ピュリツァー賞受賞作『レス』が描く、50歳のゲイ・セクシャリティと「失恋逃避行」の真実

かつての恋人が別の人と結婚する。そんな報せを受け取ったとき、あなたならどう振る舞うでしょうか。2019年10月12日現在、読書界で熱い視線を集めているアンドリュー・ショーン・グリア氏の小説『レス』は、そんな人生の袋小路に立たされた中年の小説家、アーサー・レスを主人公に据えた物語です。彼は元恋人の結婚式という残酷な現実から逃げ出すため、世界各地から届いていた気が進まない仕事の依頼をすべて承諾し、無謀な世界一周の旅へと飛び出します。

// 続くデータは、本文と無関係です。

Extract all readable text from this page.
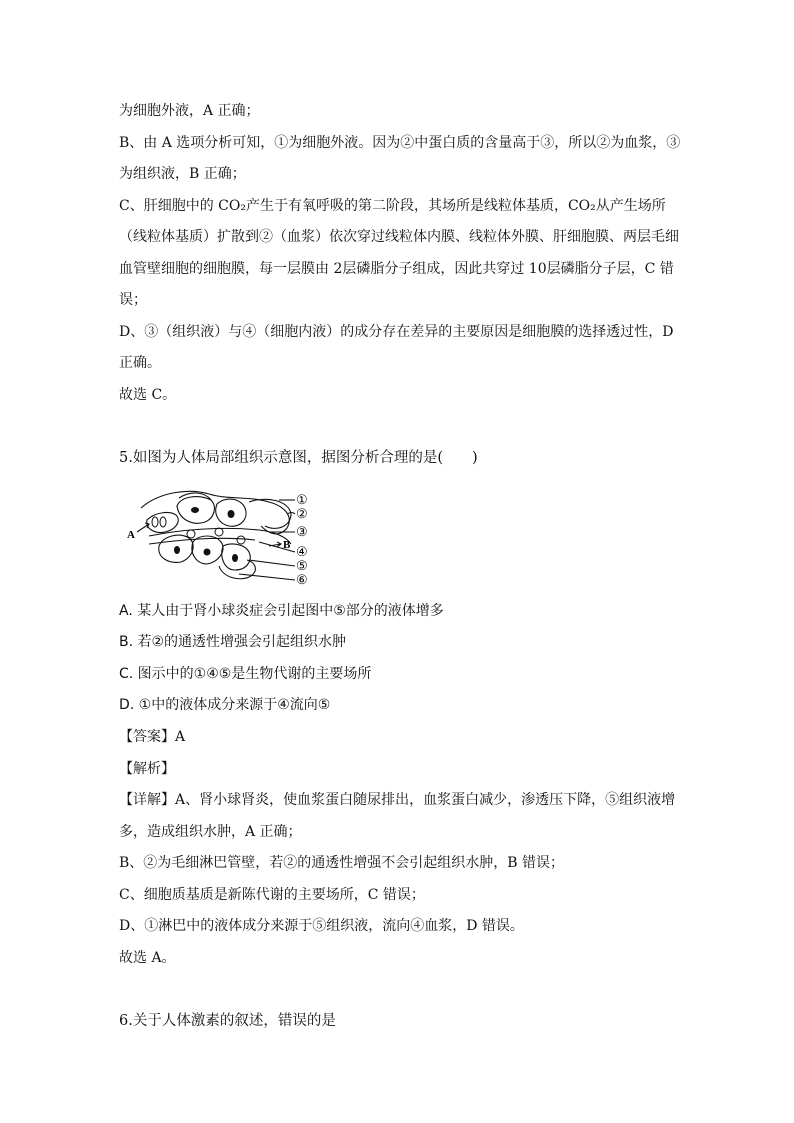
为细胞外液，A 正确；
B、由 A 选项分析可知，①为细胞外液。因为②中蛋白质的含量高于③，所以②为血浆，③
为组织液，B 正确；
C、肝细胞中的 CO₂产生于有氧呼吸的第二阶段，其场所是线粒体基质，CO₂从产生场所
（线粒体基质）扩散到②（血浆）依次穿过线粒体内膜、线粒体外膜、肝细胞膜、两层毛细
血管壁细胞的细胞膜，每一层膜由 2层磷脂分子组成，因此共穿过 10层磷脂分子层，C 错
误；
D、③（组织液）与④（细胞内液）的成分存在差异的主要原因是细胞膜的选择透过性，D
正确。
故选 C。
5.如图为人体局部组织示意图，据图分析合理的是(　　)
A
B
①
②
③
④
⑤
⑥
A. 某人由于肾小球炎症会引起图中⑤部分的液体增多
B. 若②的通透性增强会引起组织水肿
C. 图示中的①④⑤是生物代谢的主要场所
D. ①中的液体成分来源于④流向⑤
【答案】A
【解析】
【详解】A、肾小球肾炎，使血浆蛋白随尿排出，血浆蛋白减少，渗透压下降，⑤组织液增
多，造成组织水肿，A 正确；
B、②为毛细淋巴管壁，若②的通透性增强不会引起组织水肿，B 错误；
C、细胞质基质是新陈代谢的主要场所，C 错误；
D、①淋巴中的液体成分来源于⑤组织液，流向④血浆，D 错误。
故选 A。
6.关于人体激素的叙述，错误的是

サンフランシスコを起点に、ニューヨーク、イタリア、ドイツ、そして日本の京都まで巡るこの旅は、一見すると滑稽な「大人の現実逃避」に映るかもしれません。SNS上では「レスの不器用さが愛おしい」「逃げ出したくなる気持ちに共感する」といった声が相次いでおり、誰もが抱える心の弱さを代弁しているようです。本作は単なる旅行記ではなく、50歳という人生の節目を迎える男性が、自身のセクシャリティや過去の亡霊と向き合う、極めて誠実なセルフ・ディスカバリーの物語といえるでしょう。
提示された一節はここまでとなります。